近年、綺麗すぎるデジタル写真へのアンチテーゼとしてフィルム写真が静かに流行の兆しを見せています。

そうしたフィルム写真ブームの中で一部の人は「期限切れフィルム」に注目しています。

私もその一人です。まず、期限切れフィルムとは何かというと‥

フィルムのパッケージに記載されている使用期限を越えてしまったフィルムのことです。フィルムは素材の一部にゼラチン等が含まれているため使用期限があって、一般的なカラーフィルムは製造から約2年、モノクロは約3年ぐらいとされています。

期限切れフィルムで撮影された写真は、一般的なデジタル写真とは真逆の属性を持っています。
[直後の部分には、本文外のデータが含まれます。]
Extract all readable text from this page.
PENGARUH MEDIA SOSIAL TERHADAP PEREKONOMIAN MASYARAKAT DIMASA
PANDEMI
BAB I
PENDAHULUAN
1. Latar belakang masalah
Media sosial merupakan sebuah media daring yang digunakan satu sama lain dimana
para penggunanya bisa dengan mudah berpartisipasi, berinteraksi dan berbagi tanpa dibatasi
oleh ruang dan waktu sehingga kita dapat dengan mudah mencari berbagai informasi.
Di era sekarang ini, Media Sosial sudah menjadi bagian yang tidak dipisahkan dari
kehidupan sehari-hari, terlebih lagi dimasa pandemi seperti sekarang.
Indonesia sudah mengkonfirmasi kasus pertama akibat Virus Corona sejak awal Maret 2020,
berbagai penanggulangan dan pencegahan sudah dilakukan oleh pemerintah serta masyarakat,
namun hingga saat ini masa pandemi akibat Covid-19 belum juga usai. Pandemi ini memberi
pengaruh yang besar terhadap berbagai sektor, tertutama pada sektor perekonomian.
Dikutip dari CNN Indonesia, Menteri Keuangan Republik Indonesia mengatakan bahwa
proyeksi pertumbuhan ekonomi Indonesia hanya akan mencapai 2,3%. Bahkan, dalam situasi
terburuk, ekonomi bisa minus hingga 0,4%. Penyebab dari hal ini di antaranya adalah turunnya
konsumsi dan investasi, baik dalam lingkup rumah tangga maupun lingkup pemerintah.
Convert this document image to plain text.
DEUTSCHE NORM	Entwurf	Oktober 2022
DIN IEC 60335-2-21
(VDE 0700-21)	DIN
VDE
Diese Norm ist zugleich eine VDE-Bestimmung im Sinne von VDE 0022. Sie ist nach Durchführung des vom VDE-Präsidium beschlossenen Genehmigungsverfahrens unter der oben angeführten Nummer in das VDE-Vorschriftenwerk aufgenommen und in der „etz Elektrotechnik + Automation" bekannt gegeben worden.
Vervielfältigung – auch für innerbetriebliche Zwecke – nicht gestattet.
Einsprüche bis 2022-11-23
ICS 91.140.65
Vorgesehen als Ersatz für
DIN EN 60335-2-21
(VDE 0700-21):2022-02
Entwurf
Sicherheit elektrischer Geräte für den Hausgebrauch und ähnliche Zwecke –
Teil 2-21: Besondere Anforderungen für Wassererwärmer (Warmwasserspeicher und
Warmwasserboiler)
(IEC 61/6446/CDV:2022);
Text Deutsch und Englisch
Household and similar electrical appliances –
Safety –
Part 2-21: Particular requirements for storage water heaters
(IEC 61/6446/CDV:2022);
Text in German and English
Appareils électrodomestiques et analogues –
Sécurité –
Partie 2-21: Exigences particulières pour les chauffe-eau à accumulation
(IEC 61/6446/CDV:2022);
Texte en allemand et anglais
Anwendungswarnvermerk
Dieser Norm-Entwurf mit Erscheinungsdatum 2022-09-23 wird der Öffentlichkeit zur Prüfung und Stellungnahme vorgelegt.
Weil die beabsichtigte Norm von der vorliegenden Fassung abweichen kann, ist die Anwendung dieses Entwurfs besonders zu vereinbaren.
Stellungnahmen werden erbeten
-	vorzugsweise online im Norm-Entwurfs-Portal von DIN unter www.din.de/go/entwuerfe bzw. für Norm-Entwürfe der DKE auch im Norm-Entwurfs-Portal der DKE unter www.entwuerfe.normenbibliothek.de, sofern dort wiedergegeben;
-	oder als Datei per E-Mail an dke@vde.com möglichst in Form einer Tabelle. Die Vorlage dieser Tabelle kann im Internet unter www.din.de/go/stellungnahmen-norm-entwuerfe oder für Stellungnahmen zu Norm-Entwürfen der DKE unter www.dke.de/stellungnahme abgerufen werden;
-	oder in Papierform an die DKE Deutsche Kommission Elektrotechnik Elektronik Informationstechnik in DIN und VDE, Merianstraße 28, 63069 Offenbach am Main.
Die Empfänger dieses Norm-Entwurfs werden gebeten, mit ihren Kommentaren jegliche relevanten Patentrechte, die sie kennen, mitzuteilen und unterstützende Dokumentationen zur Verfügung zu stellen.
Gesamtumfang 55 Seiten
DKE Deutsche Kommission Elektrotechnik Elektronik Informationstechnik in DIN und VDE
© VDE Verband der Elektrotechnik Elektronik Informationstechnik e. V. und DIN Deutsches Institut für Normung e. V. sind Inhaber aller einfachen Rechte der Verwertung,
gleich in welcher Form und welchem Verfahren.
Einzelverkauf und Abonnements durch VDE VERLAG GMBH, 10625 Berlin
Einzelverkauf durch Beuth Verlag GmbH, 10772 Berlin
コントラストが低い…どこかボヤッとした眠たい感じになる
カラーバランスが…それぞれの写真に奇妙な色合いになる
粒子が荒くなる…荒れた写真でシャープさが失われる

その結果‥「綺麗」とは対極的なオリジナリティーのある写真が出来上がります。

人によっては、「風変わり」「奇妙」と捉えるかもしれません。

しかし、今のアプリのフィルターの一部はこうした期限切れフィルムを元に制作されていることを鑑みるに、うまく使えば非常にお洒落な写真にもなるということです。

いつかチャレンジしてみたいと思っていた「期限切れフィルム」の世界。

この最近、とあるきっかけで状態の良い期限切れフィルムを入手しました。

フィルムは「FUJICOLOR SUPERIA Venus 400」現行のSUPERIA PREMIUM 400のご先祖と言えなくもないフィルム。

期限は2006年でしたので、ざっと14年は経過したものです。

そもそも感光するのか怪しい古いものですが、感度を200に設定して撮影すると意外とこれが写る。

多分、保存状態が良かったのと、現像したお店が頑張ったおかげたと思います。

出来上がった写真は、昭和とも令和とも分からない時代を彷徨っているような奇妙な写真でした。

期限切れフィルムはまだまだ所有していますので、機会があればまたお見せできればと思います。